Printable: discharge day checklist

  • One sibling owns the discharge and attends the conversation
  • Written answers: what happened, what changed, what's next
  • Medication changes explained — new, stopped, changed doses
  • Symptom guidance: what means call, what means ER, which number
  • Follow-up appointments listed — booked vs. ours to book
  • Activity restrictions written down, with durations
  • Prescriptions filled or en route to the pharmacy
  • Equipment and home-health arrangements confirmed
  • Read-back done before leaving the floor
  • Medication list rebuilt from discharge papers, dated, shared
  • Stopped medications boxed up and out of rotation
  • First 72 hours of coverage claimed by name
  • Every instruction converted into a claimed task
  • Follow-up booked on day one

Print this page or save it to your phone — the checklist works on paper.

Common questions

What if discharge is announced suddenly and nobody can get there in time?

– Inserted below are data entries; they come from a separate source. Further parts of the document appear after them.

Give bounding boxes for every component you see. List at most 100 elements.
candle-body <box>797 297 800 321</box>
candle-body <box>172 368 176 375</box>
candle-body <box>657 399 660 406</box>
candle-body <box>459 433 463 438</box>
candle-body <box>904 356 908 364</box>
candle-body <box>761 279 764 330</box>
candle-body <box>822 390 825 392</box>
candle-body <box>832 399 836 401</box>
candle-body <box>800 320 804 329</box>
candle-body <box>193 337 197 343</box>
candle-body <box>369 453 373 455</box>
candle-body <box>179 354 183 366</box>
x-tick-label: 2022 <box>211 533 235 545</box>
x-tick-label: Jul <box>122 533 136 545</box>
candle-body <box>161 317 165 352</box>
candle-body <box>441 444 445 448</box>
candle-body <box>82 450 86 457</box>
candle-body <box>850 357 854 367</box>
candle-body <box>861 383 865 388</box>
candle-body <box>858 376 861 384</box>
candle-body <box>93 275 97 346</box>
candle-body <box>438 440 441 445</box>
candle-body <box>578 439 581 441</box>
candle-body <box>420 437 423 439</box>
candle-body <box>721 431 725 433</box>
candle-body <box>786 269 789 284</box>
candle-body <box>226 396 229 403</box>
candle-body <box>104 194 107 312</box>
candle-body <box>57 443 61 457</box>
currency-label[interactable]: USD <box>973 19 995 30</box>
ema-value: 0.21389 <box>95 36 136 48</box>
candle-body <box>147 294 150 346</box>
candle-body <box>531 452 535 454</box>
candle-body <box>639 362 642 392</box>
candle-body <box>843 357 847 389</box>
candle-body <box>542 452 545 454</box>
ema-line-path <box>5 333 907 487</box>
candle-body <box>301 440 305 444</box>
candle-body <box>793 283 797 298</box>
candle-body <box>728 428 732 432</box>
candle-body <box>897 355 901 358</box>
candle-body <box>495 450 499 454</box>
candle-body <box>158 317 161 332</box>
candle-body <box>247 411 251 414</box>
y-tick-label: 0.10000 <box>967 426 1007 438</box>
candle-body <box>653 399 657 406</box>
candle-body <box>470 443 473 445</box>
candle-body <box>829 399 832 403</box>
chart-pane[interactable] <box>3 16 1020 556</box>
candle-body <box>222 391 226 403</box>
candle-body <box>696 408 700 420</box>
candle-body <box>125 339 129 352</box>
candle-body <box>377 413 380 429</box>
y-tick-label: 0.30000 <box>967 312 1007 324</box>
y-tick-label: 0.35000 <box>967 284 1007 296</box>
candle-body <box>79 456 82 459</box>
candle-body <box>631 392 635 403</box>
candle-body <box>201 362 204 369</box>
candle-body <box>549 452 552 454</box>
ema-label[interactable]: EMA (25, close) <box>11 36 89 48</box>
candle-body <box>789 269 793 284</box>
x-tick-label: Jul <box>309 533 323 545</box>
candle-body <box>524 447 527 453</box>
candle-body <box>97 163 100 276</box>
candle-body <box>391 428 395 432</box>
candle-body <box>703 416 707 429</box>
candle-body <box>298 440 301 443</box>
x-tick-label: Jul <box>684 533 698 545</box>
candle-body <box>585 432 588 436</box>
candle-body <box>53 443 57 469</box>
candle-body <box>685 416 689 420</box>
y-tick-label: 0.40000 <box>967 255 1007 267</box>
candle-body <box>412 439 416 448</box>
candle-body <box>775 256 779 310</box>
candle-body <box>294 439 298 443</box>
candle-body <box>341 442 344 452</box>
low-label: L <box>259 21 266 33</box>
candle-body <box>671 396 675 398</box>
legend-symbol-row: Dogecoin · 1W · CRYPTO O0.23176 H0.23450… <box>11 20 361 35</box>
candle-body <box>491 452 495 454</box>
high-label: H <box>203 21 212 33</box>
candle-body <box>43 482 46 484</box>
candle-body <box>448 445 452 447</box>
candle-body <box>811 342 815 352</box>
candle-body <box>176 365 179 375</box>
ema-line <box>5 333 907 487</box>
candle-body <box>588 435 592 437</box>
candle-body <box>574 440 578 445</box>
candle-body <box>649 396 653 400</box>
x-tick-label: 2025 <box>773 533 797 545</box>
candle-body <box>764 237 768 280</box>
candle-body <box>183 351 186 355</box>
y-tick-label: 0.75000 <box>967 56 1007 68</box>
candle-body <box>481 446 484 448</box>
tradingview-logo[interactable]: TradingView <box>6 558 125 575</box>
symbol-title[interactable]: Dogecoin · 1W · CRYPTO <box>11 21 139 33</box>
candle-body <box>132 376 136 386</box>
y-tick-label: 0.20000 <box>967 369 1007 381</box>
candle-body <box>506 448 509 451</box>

Ask for the discharge conversation by phone or video — hospitals do this routinely for families. The attending sibling-by-phone asks the same question list, takes the same notes, and requests that the paperwork be photographed and sent before your parent leaves the building. A rushed discharge makes the checklist more valuable, not less; work it in the car, at the pharmacy, and at the kitchen table that evening.

What if we think our parent isn't ready to go home?

Say so, early and specifically, to the discharge planner or case manager: name what you believe can't be managed at home and why. Ask what level of support the team believes is required and what the options are — additional home services, rehab, or review of the plan. Hospitals also have formal processes for patients and families who disagree with a discharge decision; ask the case manager how that works at your hospital. Being politely concrete about the gap gets more traction than general worry.

Who should the family send to the discharge conversation?

The sibling who will be most involved in the first week home, if possible — instructions transfer best to the person executing them. Whoever goes, the job is the same: ask the list, write the answers, do the read-back, and publish a same-day summary where all the siblings can see it, so the family runs one plan instead of three retellings of it.